5 comments until now

  1. Paul Murray

    My favourite move of that session was the scrolls of “Mount” that I had prepared ages ago, just in case they might be useful one day.

    Role-playing is collaborative fiction. Realism – verisimilitude, believability – is important. We all want the party to survive – including the DM. If we had had to go “ok, the characters run all night and somehow escape the zombies”, it would have been a little disappointing. But these scrolls (that each summon an ordinary riding horse for a few hours) made the whole escape believable in the context of the game. They turned what could have been a Deus Ex Machina in the story of our adventure into a legitimate flow of events.

    The other important aspect for me as a player is that my character – by doing something that no-one else could have done – saved the party’s bacon. I don’t know that this can translate well into a computer rpg. The lure of face-to-face tabletop gaming is that is is social. Perhaps some sort of place where players can describe “best move of the day”, and vote – perhaps putting their group’s chosen “best move of the day” on a message board for the whole community of players.
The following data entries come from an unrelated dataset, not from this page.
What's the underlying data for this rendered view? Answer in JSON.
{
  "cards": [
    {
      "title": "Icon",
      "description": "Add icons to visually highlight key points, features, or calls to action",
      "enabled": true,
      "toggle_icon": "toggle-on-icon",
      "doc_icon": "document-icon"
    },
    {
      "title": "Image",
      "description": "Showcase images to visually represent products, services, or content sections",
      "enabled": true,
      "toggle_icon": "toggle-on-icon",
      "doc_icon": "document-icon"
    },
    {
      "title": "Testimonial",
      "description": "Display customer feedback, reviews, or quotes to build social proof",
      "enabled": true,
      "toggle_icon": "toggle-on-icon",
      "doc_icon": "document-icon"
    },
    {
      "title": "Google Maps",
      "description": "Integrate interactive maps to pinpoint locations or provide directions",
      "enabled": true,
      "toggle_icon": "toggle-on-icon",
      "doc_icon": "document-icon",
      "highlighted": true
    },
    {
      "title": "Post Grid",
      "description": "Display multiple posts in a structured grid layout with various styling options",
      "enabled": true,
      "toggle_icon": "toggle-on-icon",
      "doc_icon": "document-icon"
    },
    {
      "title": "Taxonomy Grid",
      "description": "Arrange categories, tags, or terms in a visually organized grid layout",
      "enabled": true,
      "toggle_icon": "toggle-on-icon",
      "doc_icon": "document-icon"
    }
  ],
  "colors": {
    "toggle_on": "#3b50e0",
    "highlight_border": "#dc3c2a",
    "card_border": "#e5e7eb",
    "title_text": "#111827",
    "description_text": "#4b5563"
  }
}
If this could be accompanied by a screenshot of the action, perhaps.

  2. @Paul Murray
    The scrolls of “Mount” were definitely inspired :) And yeah, I liked how that tough Endurance run was dealt with. I think it was a night of awesome moves by all involved.

    I agree, it’s tough to translate the social vibe of a tabletop adventure into a computer RPG. Which is why I’ve never believed MMORPG folks that say raiding is pretty much the same as a D&D session.

  3. Having never really played a tabletop adventure except to serve as a (I’d suggest fairly mediocre) DM, I don’t really know how a (good) session plays out. But I don’t imagine it would be quite so clinical and organised as the average WoW raid. Sure, people raiding might trade a joke or too, but when it comes down to it, everyone is doing the raid for the loot or the DKP (Dragon Kill Points – used to bid for loot).

    At best, you’re doing it because you want to experience the raid content – see the enemies and be part of the effort to take them down. But even as part of that, you want to experience new and more grandiose content… which requires the loot from the raid. I’d suggest that because of that loot focus, an MMORPG is never going to feel the same as a tabletop session.

  4. @AmstradHero
    I guess the difference is that a MMORPG raid instance is more or less static and a tabletop adventure is dynamic. People can prepare a clinical strike on a raid mostly because they already know what they’re up against (having played the raid before, or read the spoilers on the Internet). We’ve learnt with our tabletop equivalents that the less planning the better. Partly because the DM likes to shake things up, partly because we never know what we’re up against. And partly because even if you did the maths, we do much fewer dice rolls than the equivalent MMORPG fight, you don’t get the average smoothing effect, so the fight can swing much more wildly.

    Don’t get me wrong, we’re often all about the loot, but it takes ingenuity (or favourable dice) to get there. While you can equate our roles to DPS, Tanks and so forth, it doesn’t quite capture the group dynamic because tabletop adventuring allows for a much broader scope of play than MMORPGs.

  5. @AmstradHero
    I’d say the main difference is that in a tabletop RPG your character can do anything the player can conceive and describe, for whatever reasons motivate their character. In a MMORPG you can only choose which buttons to hit in what order and are motivated only by what faction you signed up to when you started the game.

    That may be a bit harsh, but it feeds into two strong motivators for me to play RPGs – I want to be surprised and I want to vicariously share my character’s highs and lows. Its this combination of personal investment and as BrettW put it “broader scope of play” that keeps me playing.

    I’m glad that everyone had fun with this session though, it was the first time in a while I’ve railroaded the party – although being the mob they are their first inclination was to retreat and nuke the problem from orbit.